Azali Assoumani : Tout d’abord, je tiens à souligner qu’on est dans un pays musulman d’une tolérance inégalée. On a une religion tolérante et un vivre ensemble dans la quiétude. Ensuite vous devez savoir que l’Islam en tant que religion d’État, c’est depuis la première constitution après l’indépendance. C’est dans l’esprit que l’Islam est la religion d’État mais dans l’administration, c’est autre chose. En outre, par rapport à ce qui se passe ailleurs avec l’extrémisme qui se développe, nous devons prendre les précautions nécessaires. Il nous revient de suivre les jeunes qui partent étudier et qui reviennent par la suite. Nous devons donner les moyens aux religieux de faire en sorte que cet apaisement se perpétue malgré ce phénomène d’extrémisme qui veut s’inviter. On est conscient qu’il faut éviter que le pays ne bascule dans l’extrémisme.
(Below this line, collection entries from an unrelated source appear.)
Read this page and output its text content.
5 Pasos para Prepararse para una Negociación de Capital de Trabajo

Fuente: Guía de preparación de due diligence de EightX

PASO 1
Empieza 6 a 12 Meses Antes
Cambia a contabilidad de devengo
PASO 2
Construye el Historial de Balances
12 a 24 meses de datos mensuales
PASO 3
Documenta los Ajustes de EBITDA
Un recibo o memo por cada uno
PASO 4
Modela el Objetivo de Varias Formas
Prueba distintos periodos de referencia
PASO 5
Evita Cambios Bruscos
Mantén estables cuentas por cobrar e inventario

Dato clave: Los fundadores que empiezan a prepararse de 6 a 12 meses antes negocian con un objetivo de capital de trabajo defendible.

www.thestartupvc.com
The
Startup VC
Parlons un peu de diplomatie. Mayotte étant toujours dans le giron français, est-ce que les hommes politiques comoriens, y compris vous, souhaitent sa réintégration dans le giron comorien ?
Azali Assoumani : La question de Mayotte est unique pour tous les politiciens comoriens. Nous voulons tous son retour. Je dis souvent que le Comorien qui affirme que Mayotte n’est pas comorien n’est pas encore né. Les modalités de son retour peuvent diverger mais la conviction qu’elle doit revenir est unanime. Certains avaient utilisé les méthodes de résolution qui n’ont pas apporté des résultats depuis 1975. En ce qui me concerne, je prône le dialogue avec la France et les Mahorais. Là on reprend le dialogue avec le président Macron et j’espère que nous pourrons y arriver.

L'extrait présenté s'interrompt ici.